I jolted upright from my bed, retching a few times and only barely managing to not vomit over the side, but I didn’t give myself time to recover. I vaulted to my feet, grabbing my blanket to throw it over my mirror.
My sheet was next, and that went over our bathroom mirror before I woke Mickey.
“Whoa, what’s going on?” she asked, blinking groggily at me. I hated jolting her like that—she was always hazy after taking her nighttime meds—but she needed to be conscious.
“There’s no mole,” I said in a quiet pant. I didn’t know if covering the mirrors would stop them from being able to hear, so why chance it? “It’s the elders. They’ve got some sort of…of…scrying spell or something that they’re channeling through Baelfyre.”
“What?”
She sat up almost as fast as I did, although she had far more sway to her movement. I couldn’t blame her, considering some of the things she had to take to remain healthy.
“Come on, we need to cover them all up! Hurry!”
Then we were both out of our beds and into the main sitting area, where Krisjian and Mal were both still out on their cots. Mickey went to rouse them while I went about throwing things over the TV, the mirror, and even took down all of the frames that had glass over the art inside. I wasn’t taking any chances considering I didn’t fully understand the limits of scrying.
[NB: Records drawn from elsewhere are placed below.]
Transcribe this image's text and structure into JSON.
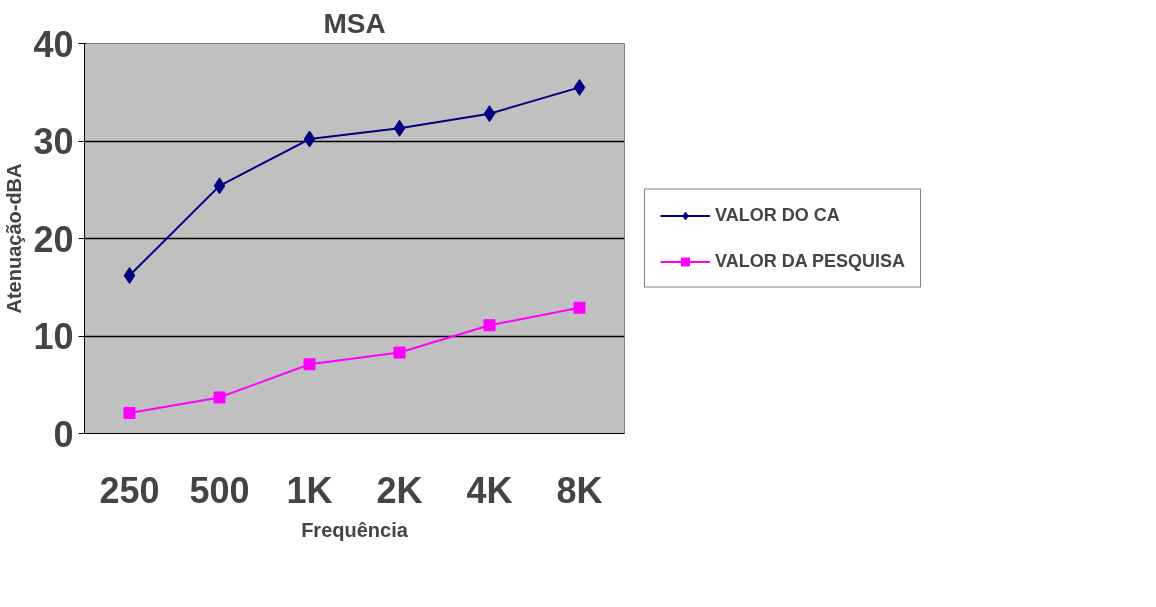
{
  "chart_data": {
    "type": "line",
    "title": "MSA",
    "xlabel": "Frequência",
    "ylabel": "Atenuação-dBA",
    "categories": [
      "250",
      "500",
      "1K",
      "2K",
      "4K",
      "8K"
    ],
    "series": [
      {
        "name": "VALOR DO CA",
        "color": "#000080",
        "marker": "diamond",
        "values": [
          16.2,
          25.4,
          30.2,
          31.3,
          32.8,
          35.5
        ]
      },
      {
        "name": "VALOR DA PESQUISA",
        "color": "#ff00ff",
        "marker": "square",
        "values": [
          2.1,
          3.7,
          7.1,
          8.3,
          11.1,
          12.9
        ]
      }
    ],
    "ylim": [
      0,
      40
    ],
    "yticks": [
      0,
      10,
      20,
      30,
      40
    ],
    "grid": "y",
    "legend": "right",
    "line_style": "solid"
  }
}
Next, we were out the door and into Sokhanya’s medical room and attached sitting area. It helped that it was right after ours in the hall. What wasn’t easy was writing out the whole situation to her while the others struggled to cover everything reflective enough to maybe pass as a mirror in her room.
Turned out, a lot of medical equipment was real shiny.
&nbs
p; “Hey, shouldn’t one of us be alerting the prince?” Mal asked from right beside us. “The whole palace?”
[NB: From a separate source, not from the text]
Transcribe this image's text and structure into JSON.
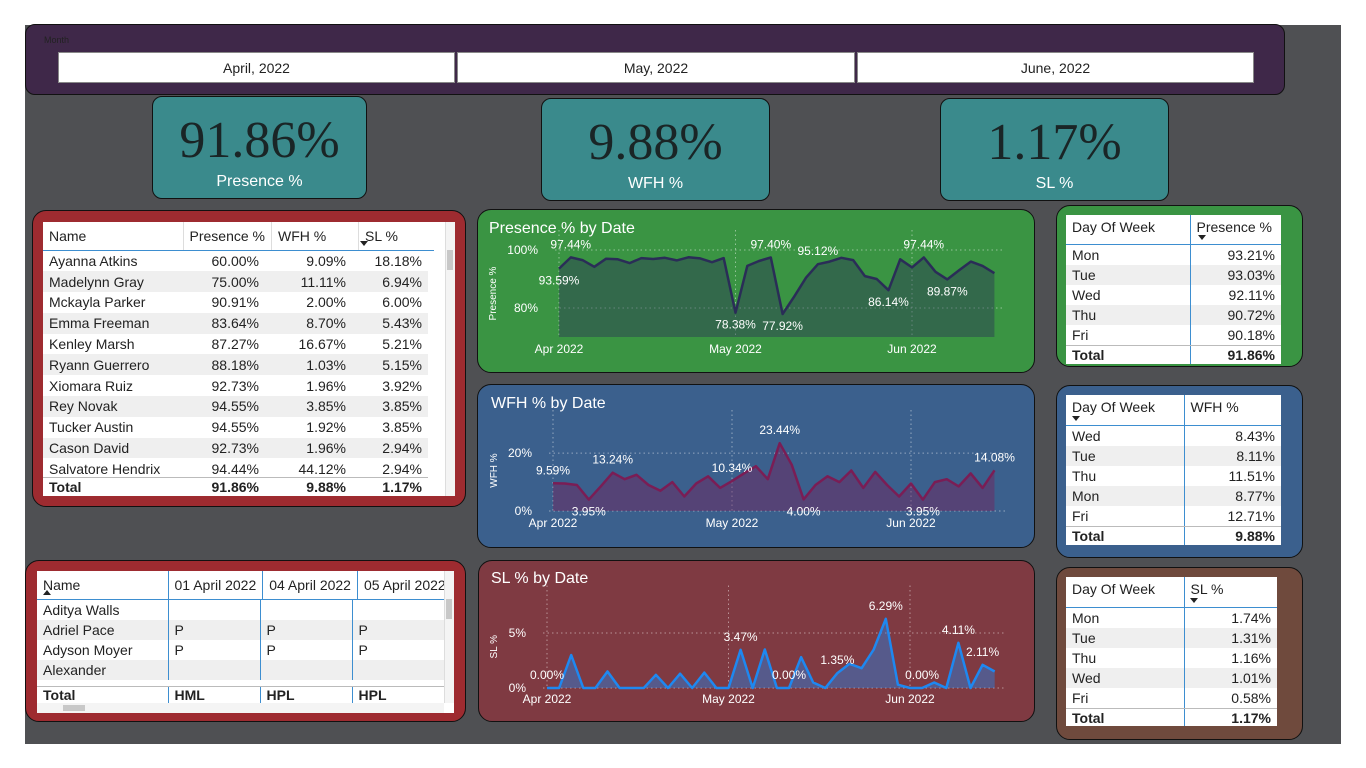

I shook my head. “I don’t want her to know that we know. I just want her to think that something has gone wrong. If she sees the entire palace rushing to cover every mirror, that’s another card out of our hand.”
“They know our plan, don’t they?” Krisjian asked with no undue amount of disappointment.
“Not all of it, just some. Enough for it not to work and for us to maybe walk into a trap.” I patted Sokhanya’s head and stood fully. “I think I can tell what rooms are safe. We blitz this place one by one, going into every room we’re allowed. Once we have all of those covered, then we’ll alert the prince and go from there.”
“Alright, let’s go then,” Mal said, wresting all of the towels from the linen closet. “Krisjian, come get these sheets I can’t reach. You tall ones see if there’s anything useful on the higher shelves.”
We did, and within moments, all our arms were full of coverings. Then it was out into the hall, where I closed my eyes and spread my magic out.
When I was younger, I would have just called it concentrating, stretching out my mind after it might have quelled or buckled under a demanding task. But now I knew better, knew that it was loosening the tight rein I had on myself and letting it…drift a little.
“I… I don’t feel anything. I think it’s safe.”
“You think?”
I shrugged at Mickey. “It’s not like this exactly comes with an instruction manual. It doesn’t feel like her, so I don’t think she’s using any of these right now.”
“Good enough for me,” Mal said, striding forward and throwing a towel over a stand-like thing in the hall with a glass top. “You lot can get the mirrors. It’s not like I’ll be able to reach.”
I nodded and hurried after her. There was a stupid number of mirrors to take care of, one in the center of each hall, and then I knew there was one per wall surrounding the large staircase leading down to the lower floor. We were probably going to have to raid another linen closet.